Inside the Retro-Futuristic Moynihan Station: Newest Plans Are a Throwback to the Old Post Office

  • Back in May, Amtrak invited bigs from both sides of the Hudson, Albany and D.C. to come celebrate the start of phase one construction on Moynihan Station—even Rosario Dawson, train aficionado, was there. Yet more striking than the silver screen star were the new renderings for Moynihan Station that Amtrak showed off.

    Not just the banal concourses of Phase 1 that have bandied about before—nothing new there—but honest to god interiors of the grand train hall meant to restore Penn Station to its former glory inside the old Farley Post office. In a bid for both historical preservation and cost savings, the roof of the post office will no longer be ripped off and replaced with a new glass ceiling, but instead the existing one, with its massive steel trusses will be preserved.

    Naturally, the very next morning, The Observer was hot on the trail of those renderings. (Really, do we care about anything else?) Sadly, one bureaucrat or press handler after another said, well, those are preliminary designs, so we’re not really ready to reveal them.

    But Amtrak just did, even if it didn’t mean to, in its latest report on high-speed rail for the Northeast Corridor (coming someday, we promise, fingers crossed), which the fine folks over at WNYC’s Transportation Nation picked up. Therein lie the renderings we were after, along with a lot of other cool high-speed rail pics that will keep us dreaming until we can finally get on board.
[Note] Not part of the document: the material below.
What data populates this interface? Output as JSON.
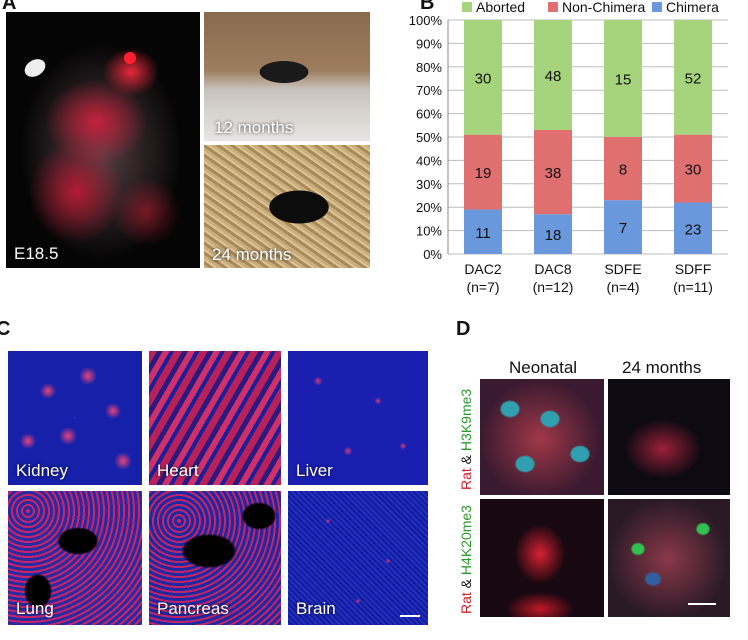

    That is set for 2025, but if Moynihan timelines are any indication, not to mention the deaths of such projects as ARC, then 2055 does not seem unreasonable.

  • Charlie Rangel (Photo: MyFox New York)

  • The first phase of Moynihan Station will be limited largely to new entrances on the west side of Eighth Avenue.

  • The entrance on 33rd Street includes a new subway entrance.

  • Inside, everything is slick 20th Century airport chic.

  • The biggest changes will not be the entrances but new platforms underground and rejiggered tracks.

  • The swooping new concourse for the first phase, reminiscent of Santiago Calatrava's World Trade Center PATH station.

  • The real show stopper is the new train hall, which keeps the old Farley Post Office roof intact, a cost-saving and preservation-friendly move.

  • This is contrary to a 2006 proposal, seen here, that would have done away with the old roof and replaced it with a soaring new one.

  • A more historical approach was proposed in the original Moynihan plan, outlined in 2001.

  • New corridors will connect riders not only to trains but retail opportunities—much of the old post office will be converted into shops, like at Washington and San Fancisco's train stations.

  • This is all part of a bigger plan for high speed rail, which Amtrak presented at the post office in May. a huge new station would be built for this along 30th Street.

  • This would help accommodate new bullet trains traveling up and down the Northeast Corridor.

  • By Amtrak's own admission, this rollout will take not a few decades to complete.

  • But the opportunities for connectivity throughout the region are big.

  • Especially when you consider the congestion coming to the nation's highways. Beep, beep.